ELAZIĞ SÜRGÜN YERİ Mİ?

            Hâkim ve savcıların görev yerlerinin neresi olacağı Cumhurbaşkanlığı Külliyesinde gerçekleştirilen kura töreniyle belli oldu. 24 sat geçmeden birçok isim torpilini ayarlayarak yayınlanan kararname ile başka illere tayinini aldırdı.

            Elazığ’a atanan 3 kişi de 24 saat geçmeden lütfedip gelip bir suyumuzu bile içmeden başka yerlere tayinlerini yaptırdılar.

            Hak, hukuk, adalet kalmamış. Bu meseleyi yazacak değilim. Siz de biliyorsunuz ki adalet hiçbirimizin umurunda değil! Okunmayacak yazı yazmanın anlamı yok!
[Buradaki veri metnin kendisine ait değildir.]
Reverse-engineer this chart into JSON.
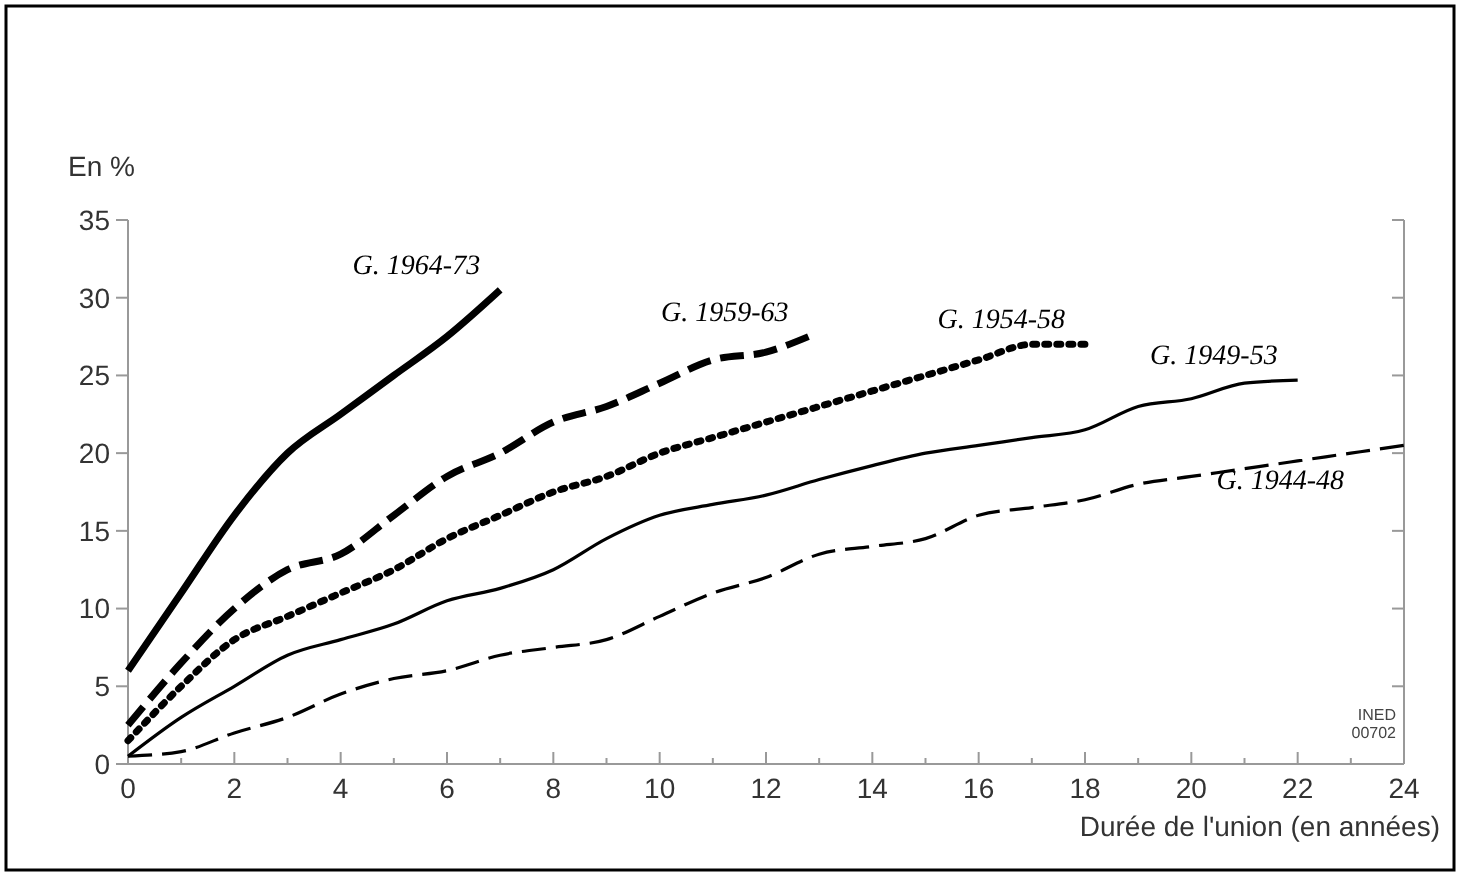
{
  "chart_data": {
    "type": "line",
    "ylabel": "En %",
    "xlabel": "Durée de l'union (en années)",
    "xlim": [
      0,
      24
    ],
    "ylim": [
      0,
      35
    ],
    "xticks": [
      0,
      {
        "value": 1,
        "label": null
      },
      2,
      {
        "value": 3,
        "label": null
      },
      4,
      {
        "value": 5,
        "label": null
      },
      6,
      {
        "value": 7,
        "label": null
      },
      8,
      {
        "value": 9,
        "label": null
      },
      10,
      {
        "value": 11,
        "label": null
      },
      12,
      {
        "value": 13,
        "label": null
      },
      14,
      {
        "value": 15,
        "label": null
      },
      16,
      {
        "value": 17,
        "label": null
      },
      18,
      {
        "value": 19,
        "label": null
      },
      20,
      {
        "value": 21,
        "label": null
      },
      22,
      {
        "value": 23,
        "label": null
      },
      24
    ],
    "yticks": [
      0,
      5,
      10,
      15,
      20,
      25,
      30,
      35
    ],
    "grid": false,
    "marker": "none",
    "annotations": [
      "INED\n00702"
    ],
    "series": [
      {
        "name": "G. 1964-73",
        "color": "#000000",
        "line_style": "solid",
        "x": [
          0,
          1,
          2,
          3,
          4,
          5,
          6,
          7
        ],
        "values": [
          6,
          11,
          16,
          20,
          22.5,
          25,
          27.5,
          30.5
        ]
      },
      {
        "name": "G. 1959-63",
        "color": "#000000",
        "line_style": "dashed",
        "x": [
          0,
          1,
          2,
          3,
          4,
          5,
          6,
          7,
          8,
          9,
          10,
          11,
          12,
          12.8
        ],
        "values": [
          2.5,
          6.5,
          10,
          12.5,
          13.5,
          16,
          18.5,
          20,
          22,
          23,
          24.5,
          26,
          26.5,
          27.5
        ]
      },
      {
        "name": "G. 1954-58",
        "color": "#000000",
        "line_style": "dotted",
        "x": [
          0,
          1,
          2,
          3,
          4,
          5,
          6,
          7,
          8,
          9,
          10,
          11,
          12,
          13,
          14,
          15,
          16,
          17,
          18
        ],
        "values": [
          1.5,
          5,
          8,
          9.5,
          11,
          12.5,
          14.5,
          16,
          17.5,
          18.5,
          20,
          21,
          22,
          23,
          24,
          25,
          26,
          27,
          27
        ]
      },
      {
        "name": "G. 1949-53",
        "color": "#000000",
        "line_style": "solid",
        "x": [
          0,
          1,
          2,
          3,
          4,
          5,
          6,
          7,
          8,
          9,
          10,
          11,
          12,
          13,
          14,
          15,
          16,
          17,
          18,
          19,
          20,
          21,
          22
        ],
        "values": [
          0.5,
          3,
          5,
          7,
          8,
          9,
          10.5,
          11.3,
          12.5,
          14.5,
          16,
          16.7,
          17.3,
          18.3,
          19.2,
          20,
          20.5,
          21,
          21.5,
          23,
          23.5,
          24.5,
          24.7
        ]
      },
      {
        "name": "G. 1944-48",
        "color": "#000000",
        "line_style": "dashed",
        "x": [
          0,
          1,
          2,
          3,
          4,
          5,
          6,
          7,
          8,
          9,
          10,
          11,
          12,
          13,
          14,
          15,
          16,
          17,
          18,
          19,
          20,
          21,
          22,
          23,
          24
        ],
        "values": [
          0.5,
          0.8,
          2,
          3,
          4.5,
          5.5,
          6,
          7,
          7.5,
          8,
          9.5,
          11,
          12,
          13.5,
          14,
          14.5,
          16,
          16.5,
          17,
          18,
          18.5,
          19,
          19.5,
          20,
          20.5
        ]
      }
    ]
  }
}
            Benim merak ettiğim, Elazığ sürgün yeri oldu da, haberimiz mi yok? Niye Elazığ’a atanan buradan hemen kaçmak istesin ki?

            Bu arada, Elazığ’da çalışan, burada çalışmaktan gocunmayan, mesleğini şerefiyle yerine getiren bütün hâkim ve savcılarımızı tebrik ediyorum. Torpil bulanın 24 saat geçmeden kaymak gibi yerlere kendisini attığı bir adalet sisteminde çalışacak şevkleri kalmış mıdır, orası ayrı bir konu!

            Mesleğine, meslektaşına saygısı olmayan adamdan ne hâkim olur, ne de savcı!

            Torpille kayıklarını yürütmeye alışmış olan bu kişiler, ensesi kalın, güçlü, torpili olan insanların dosyası önüne geldiğinde sizce adaletle hükmedebilecekler mi? Hiç zannetmiyorum.

            Çünkü yeni düzene adaleti özümsemiş vicdanlı adamlar lazım değil. Bize kurşun asker lazım!